The paper said that this supply would be open to quantum theft if quantum computers could crack Bitcoin’s elliptic curve cryptography (ECC). This would need roughly 2,330 logical qubits and tens of millions to billions of quantum gates.
The paper’s estimates are much broader than those in a CoinShares report from February, which said that only 10,200 BTC, or 0.05% of the total supply, is vulnerable to quantum attacks. This is despite the fact that legacy P2PK addresses have a much bigger theoretical risk.
Chicago-based PsiQuantum is building the first quantum computer facility with one million physical qubits, which is the same as tens of billions of regular computers. It is slated to be ready in 2027. The company raised $1 billion from BlackRock-linked funds.
Source: Ark Invest, David Puell
Quantum computing seen as a long-term risk
Ark’s white paper says that quantum dangers will change over time with “many intermediate warning signals” instead of a sudden single point of failure.
The report says that quantum breakthrough is still a “long-term risk” and not an immediate threat to the Bitcoin network. This allows the community time to “research and make plans for protecting the network” against the slow growth of quantum capabilities.
Ark Invest thinks that quantum computing would go through five stages of progress. However, they say that only the last step will make ECC break faster than Bitcoin’s 10-minute block duration.

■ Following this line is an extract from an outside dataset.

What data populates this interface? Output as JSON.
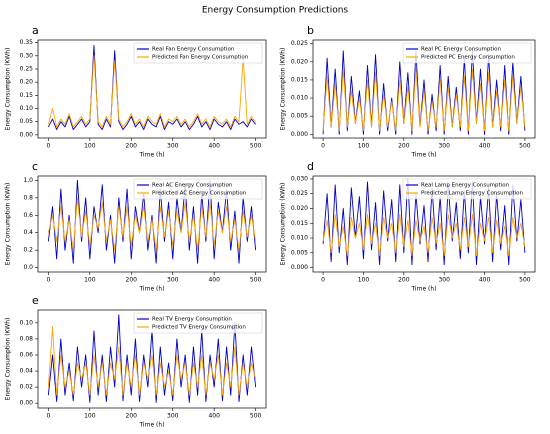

Bitcoin stored in addresses that are vulnerable to quantum computers shouldn’t be at risk until stage 3, when a quantum computer can break the 256-bit ECC key.
The white paper predicted that the first public key might be broken in the middle of the 2030s, based on a goal set by businesses like Google, IBM, and Microsoft.
Transition to Quantum-safe cryptography could be complex
The initiative will force Bitcoin to use post-quantum cryptography (PQC), like the SLH-DSA hash-based signature and the ML-DSA lattice-based signature.
Ark Invest said that those standards make them confident in the capabilities of post-quantum cryptography. They also warned that upgrading to PQC at the consensus level would be harder because Bitcoin’s decentralised governance structure requires the majority of network participants to agree to a soft fork.
The report argued that Bitcoin will need quantum-safe address formats and, eventually, post-quantum cryptography. One of the draft paths under discussion is BIP-360. It suggests a Pay-to-Merkle-Root output type that would lower long-exposure quantum risk by getting rid of Taproot’s key-path vulnerability. However, it does not add post-quantum digital signatures.
Chris Tam, president and head of quantum innovation at BTQ Technologies, says that BIP-360 is not the definitive answer to Bitcoin’s quantum threat, though.